Each slice was independently assessed by two professional pathologists who were blinded to clinical data. The immunoreactivity of P. gingivalis, DOK3, and M2-TAM was measured according to a score that added the intensity of staining to the proportion of positive cells using ImageJ software (version 1.8.0; National Institutes of Health, Bethesda, Maryland, USA) [22].

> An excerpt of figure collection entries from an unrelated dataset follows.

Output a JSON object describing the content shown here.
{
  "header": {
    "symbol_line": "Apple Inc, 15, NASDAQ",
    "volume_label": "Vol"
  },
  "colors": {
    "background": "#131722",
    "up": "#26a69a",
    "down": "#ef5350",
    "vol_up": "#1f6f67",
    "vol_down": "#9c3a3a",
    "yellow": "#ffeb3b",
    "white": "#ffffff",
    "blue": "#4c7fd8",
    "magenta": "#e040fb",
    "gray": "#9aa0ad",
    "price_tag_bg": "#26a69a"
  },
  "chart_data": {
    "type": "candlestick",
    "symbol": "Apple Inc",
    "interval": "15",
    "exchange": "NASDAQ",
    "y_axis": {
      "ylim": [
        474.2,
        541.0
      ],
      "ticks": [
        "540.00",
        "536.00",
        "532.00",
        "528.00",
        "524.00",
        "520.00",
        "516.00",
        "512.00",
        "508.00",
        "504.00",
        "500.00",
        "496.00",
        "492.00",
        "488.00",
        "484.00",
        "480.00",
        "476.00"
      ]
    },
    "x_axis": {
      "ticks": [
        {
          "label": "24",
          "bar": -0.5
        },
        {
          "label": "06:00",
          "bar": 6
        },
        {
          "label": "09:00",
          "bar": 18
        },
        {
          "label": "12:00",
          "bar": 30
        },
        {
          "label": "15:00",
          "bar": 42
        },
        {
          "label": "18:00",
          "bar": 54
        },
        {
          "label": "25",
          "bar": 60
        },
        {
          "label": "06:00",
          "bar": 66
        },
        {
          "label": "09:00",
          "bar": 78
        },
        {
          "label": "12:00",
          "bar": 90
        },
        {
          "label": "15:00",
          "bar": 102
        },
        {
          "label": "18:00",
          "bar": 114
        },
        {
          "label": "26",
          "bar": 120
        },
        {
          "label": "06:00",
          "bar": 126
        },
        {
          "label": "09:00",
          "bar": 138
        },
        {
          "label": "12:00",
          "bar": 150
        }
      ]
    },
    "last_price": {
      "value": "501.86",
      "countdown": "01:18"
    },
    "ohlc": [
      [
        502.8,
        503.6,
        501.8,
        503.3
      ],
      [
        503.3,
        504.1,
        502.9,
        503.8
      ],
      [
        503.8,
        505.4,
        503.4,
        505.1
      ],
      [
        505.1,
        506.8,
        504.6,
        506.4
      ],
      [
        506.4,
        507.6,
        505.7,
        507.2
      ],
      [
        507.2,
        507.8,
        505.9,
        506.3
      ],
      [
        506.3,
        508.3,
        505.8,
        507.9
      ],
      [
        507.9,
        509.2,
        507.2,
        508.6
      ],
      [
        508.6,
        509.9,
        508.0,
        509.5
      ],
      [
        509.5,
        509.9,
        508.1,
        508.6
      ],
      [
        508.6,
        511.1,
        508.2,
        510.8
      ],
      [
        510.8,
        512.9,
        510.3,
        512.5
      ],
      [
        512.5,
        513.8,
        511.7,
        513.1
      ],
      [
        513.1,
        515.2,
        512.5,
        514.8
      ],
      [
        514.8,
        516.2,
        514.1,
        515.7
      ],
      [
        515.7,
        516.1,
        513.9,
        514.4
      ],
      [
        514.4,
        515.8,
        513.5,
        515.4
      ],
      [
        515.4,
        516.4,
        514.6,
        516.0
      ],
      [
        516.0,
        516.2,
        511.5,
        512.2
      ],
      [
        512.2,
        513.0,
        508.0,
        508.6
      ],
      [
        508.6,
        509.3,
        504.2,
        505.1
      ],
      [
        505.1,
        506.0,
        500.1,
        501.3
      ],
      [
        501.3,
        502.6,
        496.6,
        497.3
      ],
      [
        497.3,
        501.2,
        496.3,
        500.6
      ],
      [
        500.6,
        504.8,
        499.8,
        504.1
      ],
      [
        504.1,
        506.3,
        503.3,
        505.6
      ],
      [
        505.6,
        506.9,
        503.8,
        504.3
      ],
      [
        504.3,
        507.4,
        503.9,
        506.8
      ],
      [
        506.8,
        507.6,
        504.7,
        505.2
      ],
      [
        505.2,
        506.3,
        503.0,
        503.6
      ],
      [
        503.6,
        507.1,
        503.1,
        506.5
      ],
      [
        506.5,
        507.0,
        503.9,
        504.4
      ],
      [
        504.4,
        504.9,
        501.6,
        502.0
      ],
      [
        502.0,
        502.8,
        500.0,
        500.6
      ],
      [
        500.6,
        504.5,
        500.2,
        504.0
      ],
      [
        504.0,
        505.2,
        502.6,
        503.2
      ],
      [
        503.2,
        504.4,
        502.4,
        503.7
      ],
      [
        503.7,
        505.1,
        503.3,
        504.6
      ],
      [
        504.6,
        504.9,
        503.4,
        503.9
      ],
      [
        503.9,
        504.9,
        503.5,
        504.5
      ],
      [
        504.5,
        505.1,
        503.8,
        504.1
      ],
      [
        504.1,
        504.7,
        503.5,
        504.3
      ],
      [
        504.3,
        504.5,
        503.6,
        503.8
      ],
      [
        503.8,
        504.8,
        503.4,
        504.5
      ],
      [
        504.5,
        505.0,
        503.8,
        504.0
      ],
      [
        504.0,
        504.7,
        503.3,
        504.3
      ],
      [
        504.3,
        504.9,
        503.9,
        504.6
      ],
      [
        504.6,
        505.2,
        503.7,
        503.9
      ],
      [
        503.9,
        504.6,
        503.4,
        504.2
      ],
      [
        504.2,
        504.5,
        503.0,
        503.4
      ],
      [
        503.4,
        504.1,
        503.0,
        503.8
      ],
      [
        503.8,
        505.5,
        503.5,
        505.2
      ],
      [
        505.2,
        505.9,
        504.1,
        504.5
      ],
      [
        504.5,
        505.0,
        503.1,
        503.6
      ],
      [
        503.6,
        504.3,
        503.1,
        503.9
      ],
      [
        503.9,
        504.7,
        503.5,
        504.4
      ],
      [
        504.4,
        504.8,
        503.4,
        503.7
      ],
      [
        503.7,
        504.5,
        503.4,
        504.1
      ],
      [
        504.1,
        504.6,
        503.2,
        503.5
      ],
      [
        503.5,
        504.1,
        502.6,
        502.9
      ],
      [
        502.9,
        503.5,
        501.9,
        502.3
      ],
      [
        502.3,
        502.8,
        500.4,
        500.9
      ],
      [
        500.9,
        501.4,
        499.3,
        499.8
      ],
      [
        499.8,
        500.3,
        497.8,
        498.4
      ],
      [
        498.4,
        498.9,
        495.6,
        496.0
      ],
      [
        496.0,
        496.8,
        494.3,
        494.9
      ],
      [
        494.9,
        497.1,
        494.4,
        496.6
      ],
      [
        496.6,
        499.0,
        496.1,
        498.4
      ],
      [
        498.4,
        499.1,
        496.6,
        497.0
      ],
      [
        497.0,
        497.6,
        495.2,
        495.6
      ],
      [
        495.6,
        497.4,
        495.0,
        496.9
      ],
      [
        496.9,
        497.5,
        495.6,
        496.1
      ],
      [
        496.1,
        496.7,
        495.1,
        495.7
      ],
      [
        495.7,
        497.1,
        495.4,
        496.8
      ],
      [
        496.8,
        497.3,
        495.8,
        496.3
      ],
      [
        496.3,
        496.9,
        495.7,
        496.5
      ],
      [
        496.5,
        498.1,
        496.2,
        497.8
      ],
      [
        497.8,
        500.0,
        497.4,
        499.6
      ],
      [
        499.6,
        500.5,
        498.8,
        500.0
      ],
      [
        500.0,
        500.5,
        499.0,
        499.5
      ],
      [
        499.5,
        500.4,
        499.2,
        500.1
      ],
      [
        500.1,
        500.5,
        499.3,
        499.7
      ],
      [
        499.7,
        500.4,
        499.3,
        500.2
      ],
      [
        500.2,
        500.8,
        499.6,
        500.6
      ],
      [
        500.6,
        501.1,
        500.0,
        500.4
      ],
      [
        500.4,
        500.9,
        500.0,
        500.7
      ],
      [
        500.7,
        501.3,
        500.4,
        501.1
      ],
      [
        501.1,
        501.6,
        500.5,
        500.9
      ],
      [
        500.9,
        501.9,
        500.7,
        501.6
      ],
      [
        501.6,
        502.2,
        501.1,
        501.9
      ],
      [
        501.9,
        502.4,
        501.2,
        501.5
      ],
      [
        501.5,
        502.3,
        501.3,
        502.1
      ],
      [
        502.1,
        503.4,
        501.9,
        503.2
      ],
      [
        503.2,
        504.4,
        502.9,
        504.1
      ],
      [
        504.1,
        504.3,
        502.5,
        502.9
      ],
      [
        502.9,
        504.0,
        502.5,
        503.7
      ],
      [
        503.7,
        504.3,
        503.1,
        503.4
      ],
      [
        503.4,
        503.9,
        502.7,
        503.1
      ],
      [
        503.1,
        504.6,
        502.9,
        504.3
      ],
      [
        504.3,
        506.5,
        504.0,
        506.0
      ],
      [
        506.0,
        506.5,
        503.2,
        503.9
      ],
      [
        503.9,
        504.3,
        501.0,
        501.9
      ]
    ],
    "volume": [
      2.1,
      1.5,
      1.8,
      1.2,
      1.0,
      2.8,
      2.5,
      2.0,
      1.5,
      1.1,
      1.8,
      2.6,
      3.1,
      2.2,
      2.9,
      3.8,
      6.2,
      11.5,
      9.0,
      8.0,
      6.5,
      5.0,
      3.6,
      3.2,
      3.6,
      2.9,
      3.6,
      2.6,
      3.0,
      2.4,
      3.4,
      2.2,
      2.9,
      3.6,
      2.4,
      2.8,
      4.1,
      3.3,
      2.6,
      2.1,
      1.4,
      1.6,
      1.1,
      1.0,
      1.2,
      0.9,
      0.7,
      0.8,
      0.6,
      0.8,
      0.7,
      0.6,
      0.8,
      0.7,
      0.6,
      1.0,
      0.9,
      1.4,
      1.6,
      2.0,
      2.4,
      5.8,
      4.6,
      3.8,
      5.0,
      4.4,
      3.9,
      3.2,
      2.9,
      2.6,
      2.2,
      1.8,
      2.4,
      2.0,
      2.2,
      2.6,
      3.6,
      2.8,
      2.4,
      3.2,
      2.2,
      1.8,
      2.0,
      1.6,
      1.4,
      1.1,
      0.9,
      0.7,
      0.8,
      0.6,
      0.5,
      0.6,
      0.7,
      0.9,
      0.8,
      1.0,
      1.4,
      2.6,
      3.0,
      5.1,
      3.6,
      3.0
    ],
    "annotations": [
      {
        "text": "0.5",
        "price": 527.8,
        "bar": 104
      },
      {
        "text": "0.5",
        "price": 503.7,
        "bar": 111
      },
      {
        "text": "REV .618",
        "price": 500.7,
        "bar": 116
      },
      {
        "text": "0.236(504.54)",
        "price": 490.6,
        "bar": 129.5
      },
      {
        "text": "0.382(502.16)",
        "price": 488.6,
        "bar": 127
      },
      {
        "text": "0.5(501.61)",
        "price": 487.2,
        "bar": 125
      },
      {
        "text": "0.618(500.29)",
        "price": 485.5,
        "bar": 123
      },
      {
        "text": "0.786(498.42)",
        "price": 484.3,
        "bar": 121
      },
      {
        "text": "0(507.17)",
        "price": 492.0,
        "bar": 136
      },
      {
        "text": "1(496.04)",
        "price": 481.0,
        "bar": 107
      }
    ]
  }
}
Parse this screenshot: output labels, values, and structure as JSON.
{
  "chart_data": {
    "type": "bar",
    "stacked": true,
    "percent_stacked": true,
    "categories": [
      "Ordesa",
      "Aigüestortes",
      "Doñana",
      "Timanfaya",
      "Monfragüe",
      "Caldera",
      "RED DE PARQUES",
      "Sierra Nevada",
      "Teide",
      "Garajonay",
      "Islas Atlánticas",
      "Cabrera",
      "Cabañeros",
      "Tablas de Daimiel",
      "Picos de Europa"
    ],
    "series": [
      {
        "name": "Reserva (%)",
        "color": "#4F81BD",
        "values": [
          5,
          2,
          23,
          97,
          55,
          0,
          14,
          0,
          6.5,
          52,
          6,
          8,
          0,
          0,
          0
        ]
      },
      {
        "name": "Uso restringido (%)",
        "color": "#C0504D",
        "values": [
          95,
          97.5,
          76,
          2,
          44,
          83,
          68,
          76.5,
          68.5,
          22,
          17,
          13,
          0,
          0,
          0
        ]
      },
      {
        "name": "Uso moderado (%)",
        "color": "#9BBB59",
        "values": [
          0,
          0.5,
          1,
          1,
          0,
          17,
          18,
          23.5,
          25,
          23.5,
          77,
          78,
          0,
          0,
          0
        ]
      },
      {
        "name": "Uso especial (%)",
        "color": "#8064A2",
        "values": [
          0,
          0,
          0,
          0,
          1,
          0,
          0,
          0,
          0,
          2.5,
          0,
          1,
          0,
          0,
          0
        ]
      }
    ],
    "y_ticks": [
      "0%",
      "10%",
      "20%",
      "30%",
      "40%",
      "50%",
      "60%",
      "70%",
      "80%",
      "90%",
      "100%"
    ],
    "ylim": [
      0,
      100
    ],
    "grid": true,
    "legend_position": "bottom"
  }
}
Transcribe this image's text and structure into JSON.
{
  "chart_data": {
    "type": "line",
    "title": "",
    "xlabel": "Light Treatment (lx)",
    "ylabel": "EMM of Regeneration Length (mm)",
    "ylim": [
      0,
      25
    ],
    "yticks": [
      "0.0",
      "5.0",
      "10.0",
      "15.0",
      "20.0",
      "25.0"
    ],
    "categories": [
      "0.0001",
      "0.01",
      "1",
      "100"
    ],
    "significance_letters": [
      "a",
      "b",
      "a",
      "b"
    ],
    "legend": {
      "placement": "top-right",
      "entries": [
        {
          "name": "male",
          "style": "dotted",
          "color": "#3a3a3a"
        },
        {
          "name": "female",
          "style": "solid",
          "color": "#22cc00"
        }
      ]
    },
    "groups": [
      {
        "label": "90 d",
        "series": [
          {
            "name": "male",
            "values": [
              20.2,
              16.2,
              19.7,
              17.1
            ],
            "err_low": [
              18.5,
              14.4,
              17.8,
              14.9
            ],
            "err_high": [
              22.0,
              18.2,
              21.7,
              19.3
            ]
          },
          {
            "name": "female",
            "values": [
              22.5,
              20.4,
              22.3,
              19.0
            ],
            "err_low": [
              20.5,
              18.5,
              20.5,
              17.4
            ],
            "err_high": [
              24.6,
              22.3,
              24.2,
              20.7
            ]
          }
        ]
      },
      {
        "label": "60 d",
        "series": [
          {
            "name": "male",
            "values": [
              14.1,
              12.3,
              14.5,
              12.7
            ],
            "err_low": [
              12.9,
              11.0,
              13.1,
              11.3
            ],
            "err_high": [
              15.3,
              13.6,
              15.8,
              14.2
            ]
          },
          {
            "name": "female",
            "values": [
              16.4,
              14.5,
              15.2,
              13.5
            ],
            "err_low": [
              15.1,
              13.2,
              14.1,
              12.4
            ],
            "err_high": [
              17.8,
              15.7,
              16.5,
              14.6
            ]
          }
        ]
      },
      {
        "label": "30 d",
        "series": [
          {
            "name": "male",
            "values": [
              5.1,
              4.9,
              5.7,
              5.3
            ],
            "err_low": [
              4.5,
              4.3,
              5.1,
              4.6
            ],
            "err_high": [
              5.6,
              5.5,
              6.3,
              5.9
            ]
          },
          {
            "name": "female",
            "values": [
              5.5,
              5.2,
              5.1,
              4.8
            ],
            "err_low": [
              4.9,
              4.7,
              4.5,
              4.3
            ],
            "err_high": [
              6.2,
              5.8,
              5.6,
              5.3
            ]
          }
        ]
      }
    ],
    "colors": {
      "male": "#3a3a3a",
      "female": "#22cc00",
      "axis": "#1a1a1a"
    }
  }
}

Data analysis was performed using R software (version 4.2.2; R Foundation for Statistical Computing, Vienna, Austria). Clinicopathologic characteristics of included patients were described as absolute frequency (percentage), and bivariate analysis to evaluate the association between clinicopathologic variables and P. gingivalis, DOK3, and M2-TAM immunoexpression levels in the tumor microenvironment (TME) of OSCC was determined using the Chi-square or Fisher’s exact test. The correlation between the levels of P. gingivalis, DOK3, and M2-TAM in specimens from patients with OSCC by immunohistochemical staining assays was analyzed using Pearson’s correlation. The Kaplan–Meier method was used to estimate the cumulative survival rate (CSR) probability over 10 years, and the log-rank test was used to compare prognosis among patients. Univariate and multivariate Cox proportional hazards regression models were employed to calculate the relevant hazard ratios (HR) with their 95% confidence intervals (CI). All tests were two-sided and P values less than 0.05 were considered statistically significant.